Kenton Alder
Analyst · Stifel, Nicolaus.
I think, Matt -- this is Kent again. I think that we're still I guess holding to our targets on gross margin of about 22%, 23% in there. Several things that we're doing, though, to get there that I think are important, and of course, the first one is as we move towards a higher mix of this advanced HDI product, that carries a higher gross margin. So as the mix continues to move towards a higher percentage of HDI, that certainly helps. I mentioned earlier it is becoming more efficient and productive, and I think it's probably time that we really strapped our boots on and looked at that closely. Again, just the top line growth, there's a lot of leverage in the top line, so you got top line, you got mix, you got efficiency.
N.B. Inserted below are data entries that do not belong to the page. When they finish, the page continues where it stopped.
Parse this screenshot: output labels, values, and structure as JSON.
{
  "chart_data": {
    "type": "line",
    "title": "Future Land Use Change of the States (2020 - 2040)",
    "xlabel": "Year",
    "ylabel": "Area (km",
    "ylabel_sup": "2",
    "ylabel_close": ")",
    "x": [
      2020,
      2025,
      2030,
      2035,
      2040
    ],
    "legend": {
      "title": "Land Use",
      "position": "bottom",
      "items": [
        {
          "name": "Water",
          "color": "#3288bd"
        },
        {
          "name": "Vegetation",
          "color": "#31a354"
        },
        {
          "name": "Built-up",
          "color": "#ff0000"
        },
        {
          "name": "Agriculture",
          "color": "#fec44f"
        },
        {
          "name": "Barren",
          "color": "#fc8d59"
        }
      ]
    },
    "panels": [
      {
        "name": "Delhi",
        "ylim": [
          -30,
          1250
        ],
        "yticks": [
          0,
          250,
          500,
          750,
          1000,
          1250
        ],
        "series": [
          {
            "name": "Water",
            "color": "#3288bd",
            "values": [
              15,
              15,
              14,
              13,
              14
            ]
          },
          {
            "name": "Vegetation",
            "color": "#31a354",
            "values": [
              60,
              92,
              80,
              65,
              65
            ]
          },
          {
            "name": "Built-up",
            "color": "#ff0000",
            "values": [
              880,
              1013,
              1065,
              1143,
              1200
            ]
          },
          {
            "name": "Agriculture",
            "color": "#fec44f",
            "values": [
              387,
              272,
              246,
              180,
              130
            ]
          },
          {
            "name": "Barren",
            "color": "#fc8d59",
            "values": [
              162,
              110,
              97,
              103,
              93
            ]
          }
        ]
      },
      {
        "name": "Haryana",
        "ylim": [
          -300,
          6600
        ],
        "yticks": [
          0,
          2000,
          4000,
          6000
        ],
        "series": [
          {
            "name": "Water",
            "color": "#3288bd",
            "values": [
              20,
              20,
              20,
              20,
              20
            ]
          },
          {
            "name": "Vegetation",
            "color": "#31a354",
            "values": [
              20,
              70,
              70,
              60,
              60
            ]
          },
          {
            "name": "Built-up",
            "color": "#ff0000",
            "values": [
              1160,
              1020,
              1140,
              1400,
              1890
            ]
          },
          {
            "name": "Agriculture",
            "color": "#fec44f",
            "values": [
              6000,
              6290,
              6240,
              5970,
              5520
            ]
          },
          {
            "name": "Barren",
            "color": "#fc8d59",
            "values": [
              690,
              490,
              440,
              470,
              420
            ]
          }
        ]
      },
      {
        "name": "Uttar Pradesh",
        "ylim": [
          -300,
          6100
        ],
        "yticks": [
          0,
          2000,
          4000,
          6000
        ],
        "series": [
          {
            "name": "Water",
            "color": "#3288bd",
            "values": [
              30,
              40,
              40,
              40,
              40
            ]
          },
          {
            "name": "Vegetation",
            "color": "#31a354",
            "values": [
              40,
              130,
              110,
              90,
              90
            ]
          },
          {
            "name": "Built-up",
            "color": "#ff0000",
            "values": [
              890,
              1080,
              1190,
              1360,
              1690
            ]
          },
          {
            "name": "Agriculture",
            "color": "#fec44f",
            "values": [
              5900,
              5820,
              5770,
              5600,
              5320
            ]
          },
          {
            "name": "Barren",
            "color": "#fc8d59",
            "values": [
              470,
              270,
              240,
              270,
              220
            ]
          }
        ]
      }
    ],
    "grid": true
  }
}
And then, the other thing that's been a little bit of a drag on our margins has been the underutilization in our conventional printed circuit board facilities, and that kind of corresponds to some slowness in China, along with the telecom infrastructure build-out being pretty weak right now. So as that comes back, and we think we'll have some improvement in the third and fourth quarter, all of those things will help drive those gross margins up. So we're still looking into the second half of the year as being the strong point of 2012, and we're seeing some minor signs of improvement here in the second quarter. So we're pretty confident that, that will happen. And when we talk about investment in HDI and going through qualification programs, pricing exercises, allocation, allotment exercises again, I mean, we're -- this isn't something we're pie in the sky on. These are all real and imminent opportunities here that will take place in the third and fourth quarter.